Death of the author

The Death of the Author

Introduction

  • Roland Barthes challenges the traditional concept of authorship in literature.

  • Discusses a line from Balzac's story "Sarrasine" to illustrate the complexities of voice in literature.

Key Questions Raised

  • Questions who is speaking regarding the depiction of femininity in a castrato character:

    • The hero of the story?

    • Balzac, influenced by personal experience and ideas of femininity?

    • Some form of universal wisdom or romantic psychology?

  • This uncertainty highlights the plurality of voices in literature.

The Nature of Writing

  • Writing is described as a composite, neuter voice lacking specific ownership or identity.

  • Barthes posits that once written, the author's identity becomes indistinct.

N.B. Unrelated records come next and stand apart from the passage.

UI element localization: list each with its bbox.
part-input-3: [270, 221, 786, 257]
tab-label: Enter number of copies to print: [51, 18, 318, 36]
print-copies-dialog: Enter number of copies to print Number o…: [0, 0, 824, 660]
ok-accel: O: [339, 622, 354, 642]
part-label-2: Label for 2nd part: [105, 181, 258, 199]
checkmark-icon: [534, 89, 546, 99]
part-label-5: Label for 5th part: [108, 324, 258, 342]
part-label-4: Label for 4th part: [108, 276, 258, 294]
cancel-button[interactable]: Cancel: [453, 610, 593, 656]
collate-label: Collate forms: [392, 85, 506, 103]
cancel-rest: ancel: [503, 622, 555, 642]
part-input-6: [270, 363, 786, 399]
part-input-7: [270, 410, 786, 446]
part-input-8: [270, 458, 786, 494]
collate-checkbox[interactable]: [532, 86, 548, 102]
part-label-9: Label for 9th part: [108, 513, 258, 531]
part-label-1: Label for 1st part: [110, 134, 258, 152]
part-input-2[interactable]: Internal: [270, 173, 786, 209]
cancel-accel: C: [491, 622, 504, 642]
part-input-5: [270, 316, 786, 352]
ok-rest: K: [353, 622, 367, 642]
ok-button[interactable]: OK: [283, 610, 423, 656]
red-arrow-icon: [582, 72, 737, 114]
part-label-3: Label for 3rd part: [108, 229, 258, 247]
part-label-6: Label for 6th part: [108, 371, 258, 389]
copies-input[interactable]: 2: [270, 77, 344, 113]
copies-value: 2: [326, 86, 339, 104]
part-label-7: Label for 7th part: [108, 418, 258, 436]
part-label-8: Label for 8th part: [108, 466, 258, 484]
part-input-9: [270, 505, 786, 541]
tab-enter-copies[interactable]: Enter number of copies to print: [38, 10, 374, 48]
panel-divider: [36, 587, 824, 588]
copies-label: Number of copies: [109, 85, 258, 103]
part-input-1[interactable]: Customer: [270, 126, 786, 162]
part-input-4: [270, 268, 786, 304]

  • Historical context: In primitive societies, narrative was not tied to individual authorship; rather, it was a communal act by figures like shamans.

Evolution of the Author Concept

  • The emergence of the author as a significant figure occurred around the end of the Middle Ages.

  • Influenced by:

    • English empiricism

    • French rationalism

    • Reformation thought

  • The author has since been viewed through the lens of capitalist ideology, emphasizing personal identity and experience.

Critique of Author-Centric Literary Culture

  • Modern criticism often ties a work's quality to the author's life, emotions, and experiences.

  • While the author retains power in literary discussion, many contemporary writers seek to undermine this conventional structure.

    • Example: Mallarme promotes the idea that language itself, not the author, is the primary force in literature.

Notable Literary Figures

  • Mallarme: Advocates for language's supremacy over the author's identity.

  • Valery: Critiques the author’s significance, emphasizing the random and linguistic nature of writing.

  • Proust: Blurs the lines between narrators and authors, challenging the notion of personal storytelling.

  • Surrealism: Attempts to disrupt traditional language uses, highlighting the subversion of codes rather than obliterating them.

Linguistic Transformations

  • Linguistics presents a framework to dismantle the author concept, highlighting the disconnection between utterances and individual identity.

  • Barthes suggests the author is just a man writing; the true subject is the language itself.

Time and Authorship in Modern Texts

  • The traditional timeline of author and text is altered:

    • The author is no longer the pre-existing entity but arises with the text.

  • Modern texts are performed in the present, alluding to the absence of latent authorial intent.

Writing as Performative Action

  • Writing isn't merely a reflection or recording but an act that creates meaning.

  • The modern writer's process is devoid of personal attachment to the content, focusing instead on the act of writing itself.

The Textual Landscape

  • Texts are not linear pathways but multi-dimensional spaces filled with intertextual references.

  • Writers are seen as synthesizers rather than originators, constantly referencing past texts.

The Critique of Deciphering Texts

  • The aim to decode an author's intent limits a text's meaning.

  • Barthes contends that meaning varies and that criticism focused on uncovering an author is fundamentally flawed.

The Role of the Reader

  • The reader becomes the focal point in interpreting literature, accumulating diverse meanings.

  • Readers exist without personal history or psychological motivations.

  • Barthes concludes that celebrating the reader leads to the necessity of abolishing the traditional author figure.

Conclusion

  • Reasserts that acknowledging the "death of the Author" liberates texts from fixed interpretations, advocating for a focus on writing and reading as productive rather than restrictive entities.